Monday, February 20, 2006

To separate or to not separate

First I have to correct myself. In my last blog article I wrote about a bug (17564) that MySQL remains database privileges after a database has been renamed. This behaviour is described in the manual, so it's no bug.

However, this raises an interesting question. Should data definition statements also affect the privilege settings? If you for example drop a database or a table, the privileges still remain for this object. Or if you rename a database or a table, the privileges will not be set to the new name. Should the definition statements and the privilege settings be separated, or handled together?

I would be interested, what other people think about this, what SQL standard suggests and how other RDBMS handle this. Is this the default behaviour among the RDBMS, or is it a Gotcha?

Could it be a good idea to add an option to the data definition statements, something like (just an idea) PRESERVE PRIVILEGES or MODIFY PRIVILEGES?

I would really appreciate your thoughts.


Chris said...

Just because it's "in the manual" doesn't mean it's not a crappy bug :) More like it was too hard for some reason for the MySQL coders to implement. You and I both know that if you drop a damn table, the privileges should disappear, and if you rename it the privileges should move with it.

Lukas said...

Well for a drop statement it should be possible to write a little stored proc that cleans things up whenever you feel like cleaning up. No need to add this to all the drop statemements.

For rename things it gets alot trickier of course. I also think that rename is special in that its purely organizational and not really about modeling your data and so I could see rename also "move" the priviledges.

Markus Popp said...

I have now filed a feature request about this:

Feel free to also add your suggestions to this feature request.

Sheeri said...

I kind of feel like it's a referential integrity issue, and like being able to have ON CASCADE DELETE with foreign keys, there should be a similar ON DROP TABLE REMOVE PRIVILEGES type function. That way it can be user-specified, like it is with referential integrity *inside* the database.

Anonymous said...

You're thinking too much of normal condiutions and not enough about problem situations. :)

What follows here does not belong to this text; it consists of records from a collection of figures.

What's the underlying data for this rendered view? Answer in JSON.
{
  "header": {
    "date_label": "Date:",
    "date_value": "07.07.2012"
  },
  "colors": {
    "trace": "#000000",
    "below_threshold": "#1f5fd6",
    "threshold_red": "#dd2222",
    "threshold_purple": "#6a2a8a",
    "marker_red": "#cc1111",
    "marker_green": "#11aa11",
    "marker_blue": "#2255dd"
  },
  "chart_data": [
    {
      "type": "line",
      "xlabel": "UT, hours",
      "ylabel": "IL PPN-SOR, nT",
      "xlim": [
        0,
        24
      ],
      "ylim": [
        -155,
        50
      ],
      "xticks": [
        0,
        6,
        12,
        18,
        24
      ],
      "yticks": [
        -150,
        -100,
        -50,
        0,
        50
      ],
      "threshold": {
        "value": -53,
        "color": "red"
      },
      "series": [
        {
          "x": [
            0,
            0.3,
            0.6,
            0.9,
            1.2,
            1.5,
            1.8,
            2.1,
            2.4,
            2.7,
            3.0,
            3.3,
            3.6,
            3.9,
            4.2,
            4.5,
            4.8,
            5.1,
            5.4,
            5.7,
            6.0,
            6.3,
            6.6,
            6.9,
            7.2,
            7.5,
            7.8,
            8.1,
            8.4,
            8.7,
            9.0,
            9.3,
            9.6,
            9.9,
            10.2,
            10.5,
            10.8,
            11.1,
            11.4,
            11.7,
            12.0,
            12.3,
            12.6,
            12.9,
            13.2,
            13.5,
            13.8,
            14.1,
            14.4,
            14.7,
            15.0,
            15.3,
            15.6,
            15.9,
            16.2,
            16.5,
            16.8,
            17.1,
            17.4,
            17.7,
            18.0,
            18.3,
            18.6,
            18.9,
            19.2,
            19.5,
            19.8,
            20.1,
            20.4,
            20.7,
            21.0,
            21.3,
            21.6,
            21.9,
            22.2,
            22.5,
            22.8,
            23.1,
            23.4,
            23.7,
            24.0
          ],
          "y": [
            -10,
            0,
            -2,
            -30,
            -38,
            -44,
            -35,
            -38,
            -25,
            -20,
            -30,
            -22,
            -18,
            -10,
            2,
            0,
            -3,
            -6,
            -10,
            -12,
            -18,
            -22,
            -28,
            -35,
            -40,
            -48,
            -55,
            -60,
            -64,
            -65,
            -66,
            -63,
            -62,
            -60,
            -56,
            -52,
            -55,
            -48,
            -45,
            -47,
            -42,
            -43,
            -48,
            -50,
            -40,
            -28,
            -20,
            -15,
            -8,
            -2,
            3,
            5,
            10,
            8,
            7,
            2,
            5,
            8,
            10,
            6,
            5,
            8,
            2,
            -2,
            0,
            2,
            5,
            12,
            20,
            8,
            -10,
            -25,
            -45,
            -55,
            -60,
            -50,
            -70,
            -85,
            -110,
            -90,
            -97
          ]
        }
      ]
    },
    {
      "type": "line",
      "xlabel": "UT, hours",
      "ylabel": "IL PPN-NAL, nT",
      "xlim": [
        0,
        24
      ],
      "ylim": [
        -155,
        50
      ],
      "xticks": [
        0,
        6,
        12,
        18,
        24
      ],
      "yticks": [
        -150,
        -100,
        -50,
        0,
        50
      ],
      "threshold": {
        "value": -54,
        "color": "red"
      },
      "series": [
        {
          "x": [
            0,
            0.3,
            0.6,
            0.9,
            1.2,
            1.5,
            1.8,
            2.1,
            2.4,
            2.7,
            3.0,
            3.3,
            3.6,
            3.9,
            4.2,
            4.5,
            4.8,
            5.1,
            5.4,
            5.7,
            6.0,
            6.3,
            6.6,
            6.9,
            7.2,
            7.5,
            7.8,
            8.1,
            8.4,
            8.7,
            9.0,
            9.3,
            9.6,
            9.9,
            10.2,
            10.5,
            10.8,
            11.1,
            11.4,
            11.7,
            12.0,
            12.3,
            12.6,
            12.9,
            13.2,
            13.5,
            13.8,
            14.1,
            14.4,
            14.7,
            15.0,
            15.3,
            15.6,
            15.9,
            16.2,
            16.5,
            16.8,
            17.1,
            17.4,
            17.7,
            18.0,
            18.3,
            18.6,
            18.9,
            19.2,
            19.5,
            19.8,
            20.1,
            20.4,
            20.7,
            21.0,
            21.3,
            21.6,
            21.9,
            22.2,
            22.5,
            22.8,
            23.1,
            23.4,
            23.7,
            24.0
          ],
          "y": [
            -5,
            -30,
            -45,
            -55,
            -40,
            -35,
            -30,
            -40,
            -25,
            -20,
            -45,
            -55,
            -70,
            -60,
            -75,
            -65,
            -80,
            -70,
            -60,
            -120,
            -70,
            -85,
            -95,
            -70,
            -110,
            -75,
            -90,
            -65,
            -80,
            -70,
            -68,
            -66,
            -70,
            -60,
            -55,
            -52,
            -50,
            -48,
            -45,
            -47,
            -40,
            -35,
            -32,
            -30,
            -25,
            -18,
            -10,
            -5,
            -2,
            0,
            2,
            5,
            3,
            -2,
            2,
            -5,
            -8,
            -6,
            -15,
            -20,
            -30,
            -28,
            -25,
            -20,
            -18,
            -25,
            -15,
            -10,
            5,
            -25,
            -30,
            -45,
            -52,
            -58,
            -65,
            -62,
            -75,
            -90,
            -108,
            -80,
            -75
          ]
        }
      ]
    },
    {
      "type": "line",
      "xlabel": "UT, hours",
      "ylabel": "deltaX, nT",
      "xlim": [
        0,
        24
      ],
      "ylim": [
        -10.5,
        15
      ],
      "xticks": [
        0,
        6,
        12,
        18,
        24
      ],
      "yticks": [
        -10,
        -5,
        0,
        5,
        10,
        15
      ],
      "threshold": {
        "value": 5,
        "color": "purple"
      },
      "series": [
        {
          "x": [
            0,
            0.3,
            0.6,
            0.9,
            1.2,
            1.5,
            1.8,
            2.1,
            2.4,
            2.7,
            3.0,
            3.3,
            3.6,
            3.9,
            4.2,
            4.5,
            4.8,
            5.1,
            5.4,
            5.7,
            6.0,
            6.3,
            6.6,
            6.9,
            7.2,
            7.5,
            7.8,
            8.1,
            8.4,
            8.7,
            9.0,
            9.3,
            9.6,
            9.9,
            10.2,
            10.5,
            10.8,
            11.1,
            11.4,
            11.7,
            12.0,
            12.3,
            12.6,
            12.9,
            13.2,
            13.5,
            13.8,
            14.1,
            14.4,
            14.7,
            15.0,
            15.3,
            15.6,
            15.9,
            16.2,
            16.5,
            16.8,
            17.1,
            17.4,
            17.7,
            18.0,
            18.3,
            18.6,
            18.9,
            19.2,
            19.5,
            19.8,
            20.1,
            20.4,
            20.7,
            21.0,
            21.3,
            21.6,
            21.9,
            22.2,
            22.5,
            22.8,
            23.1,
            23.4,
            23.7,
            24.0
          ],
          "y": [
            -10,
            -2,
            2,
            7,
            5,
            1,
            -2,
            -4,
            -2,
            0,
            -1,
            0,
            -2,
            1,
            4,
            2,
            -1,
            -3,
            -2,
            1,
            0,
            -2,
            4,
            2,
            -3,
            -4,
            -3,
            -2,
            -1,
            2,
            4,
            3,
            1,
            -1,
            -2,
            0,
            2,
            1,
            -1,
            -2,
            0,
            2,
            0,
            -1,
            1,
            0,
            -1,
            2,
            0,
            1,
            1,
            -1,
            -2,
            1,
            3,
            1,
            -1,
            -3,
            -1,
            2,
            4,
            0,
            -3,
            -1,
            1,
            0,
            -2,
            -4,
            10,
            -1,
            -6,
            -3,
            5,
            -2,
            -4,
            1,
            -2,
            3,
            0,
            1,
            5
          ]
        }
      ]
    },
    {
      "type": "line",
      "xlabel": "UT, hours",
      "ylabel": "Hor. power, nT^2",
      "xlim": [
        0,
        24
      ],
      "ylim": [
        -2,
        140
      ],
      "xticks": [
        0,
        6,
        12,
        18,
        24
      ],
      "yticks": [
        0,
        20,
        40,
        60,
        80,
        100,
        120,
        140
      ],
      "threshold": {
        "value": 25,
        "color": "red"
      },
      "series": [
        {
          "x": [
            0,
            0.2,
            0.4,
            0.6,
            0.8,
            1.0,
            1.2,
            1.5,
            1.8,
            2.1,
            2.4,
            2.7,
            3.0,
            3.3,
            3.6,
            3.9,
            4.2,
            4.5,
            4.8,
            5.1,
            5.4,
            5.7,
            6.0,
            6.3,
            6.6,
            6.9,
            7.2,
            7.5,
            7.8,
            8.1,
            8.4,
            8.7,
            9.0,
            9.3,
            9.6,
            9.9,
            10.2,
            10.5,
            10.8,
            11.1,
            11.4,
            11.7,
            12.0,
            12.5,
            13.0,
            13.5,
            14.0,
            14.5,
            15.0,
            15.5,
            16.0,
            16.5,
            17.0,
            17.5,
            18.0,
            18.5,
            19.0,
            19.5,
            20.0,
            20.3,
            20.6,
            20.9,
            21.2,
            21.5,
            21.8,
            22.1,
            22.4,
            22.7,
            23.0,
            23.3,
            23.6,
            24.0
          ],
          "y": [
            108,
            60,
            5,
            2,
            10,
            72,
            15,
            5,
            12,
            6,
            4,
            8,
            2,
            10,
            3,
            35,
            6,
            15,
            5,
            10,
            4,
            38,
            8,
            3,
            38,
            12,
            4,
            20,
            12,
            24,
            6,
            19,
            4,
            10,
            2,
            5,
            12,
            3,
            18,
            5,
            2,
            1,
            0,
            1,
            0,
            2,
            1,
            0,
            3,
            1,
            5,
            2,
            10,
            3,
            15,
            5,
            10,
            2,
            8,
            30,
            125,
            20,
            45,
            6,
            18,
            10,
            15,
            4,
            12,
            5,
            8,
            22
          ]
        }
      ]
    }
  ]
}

What happens when there's a problem and you need to drop the table and reload it from another copy or a backup?

Lose the privileges (and perhaps foreign keys and cascaded deletes from other tables) and what you're asking just made a problem which is easy to fix into one which gets you a miniature disaster with massive data loss you need to recover from.

Hopefully we all know that we're less likely to consider all possible interactions when dealing with an emergency than normaly and also know that it's easier to delete permissions later than it is to work out what they used to be and give them back.